Since 2004, Kelly Baerwaldt of the Corps of Engineers has been sewing tiny transmitters into dozens of Asian carp to study when and where they move. As she expected, they're most active in the early afternoon, moving to fresh blooms of algae in the peak sun. But she was surprised to find that they also move at night. Their spawning runs are triggered by small rises in water level in the spring and early summer. She calls them "broadcast spawners that breed in huge aggregates," meaning they do best when a bunch of fish send clouds of eggs and sperm into roiling water — they're most prolific when they engage in group sex. And they need turbulence to mix the materials, so they gather in predictable spots — at the mouths of tributaries or downstream from islands. This may make them vulnerable to being caught in the act, so to speak. It also may mean that just a few sneaking through the barrier might not be enough to take over the lakes.

So how many would it take to create a self-sustaining population? "It's difficult to be sure," says Phil Willink, a fish biologist at Chicago's Field Museum. He then offers the wisdom of the ages. "At least two."

Most elements of the White House plan have actually been under discussion for several years in regular meetings of a sort of carp council of federal and state agencies. At a raucous February hearing in Chicago, tour-boat staff demanded to know why more hadn't been accomplished earlier. Major General John Peabody of the Corps of Engineers gave a laconic answer: "We have to assess resources against competing demands." A less politic way of putting that is that no powerful bloc of voters demanded funding for a solution. The agencies knew a crisis was coming, but had no way to marshal the necessary resources.
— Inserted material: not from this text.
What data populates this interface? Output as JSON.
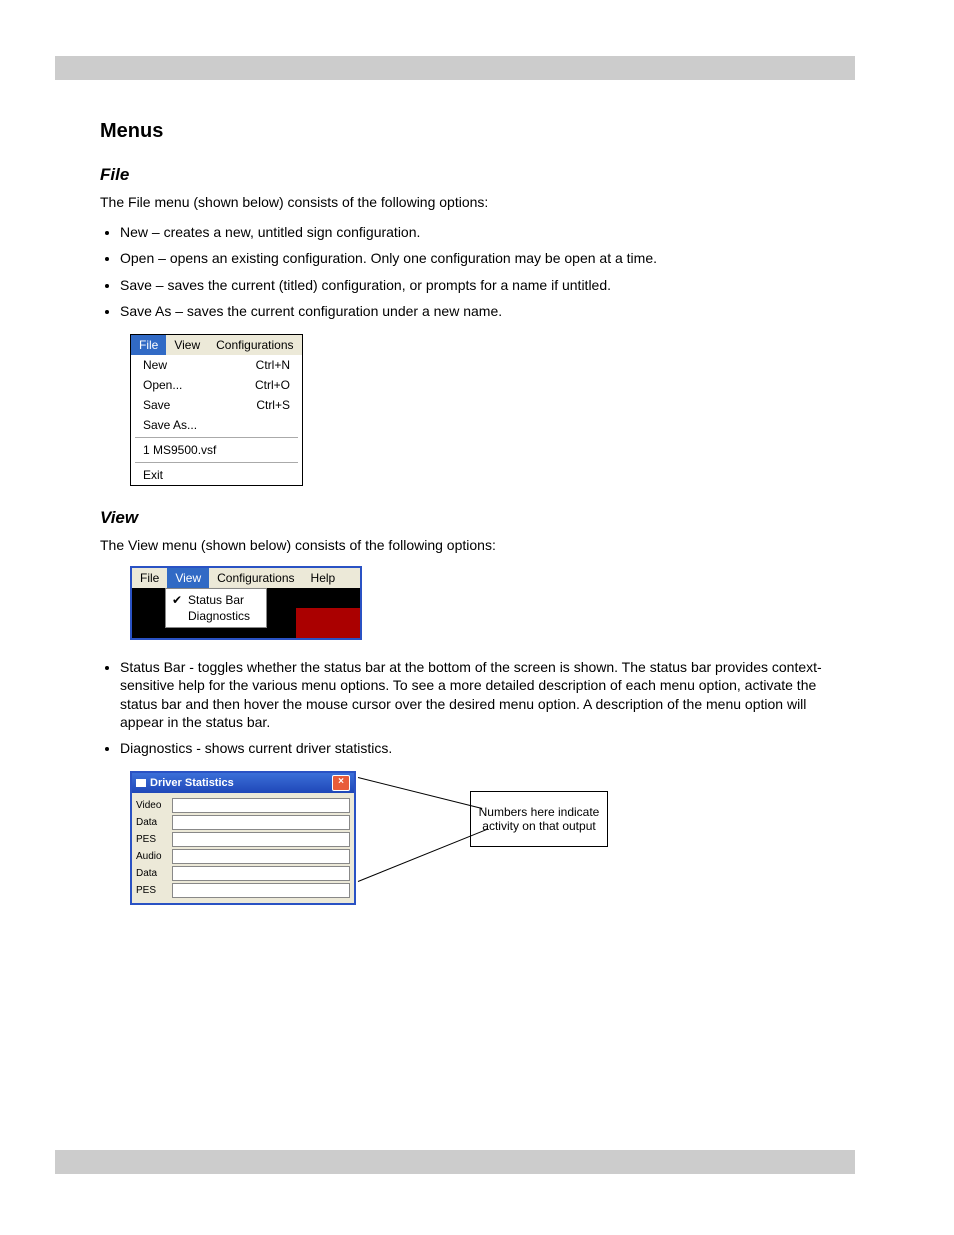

Wenokur and the boatmen of Chicago may actually owe a debt of gratitude to the Michigan attorney general. Cox's lawsuit did what years of accumulating data couldn't — attracted the TV cameras, instigated protests by angry fishermen and provoked the downtown boat owners, all now pulling together to demand the resources to stop the carp. There's even funding to study a permanent solution, "ecological separation," which would disconnect the lake and river ecosystems while still allowing people and commerce to pass. After years of alien species using the canal — mussels invading southward and carp swarming north — we could put a stop to the invasions once and for all.

The carp corral has been fishing daily for a little more than a month, and they've yet to land any Asian carp. Assuming we haven't already lost the battle, it's possible we can finally win it.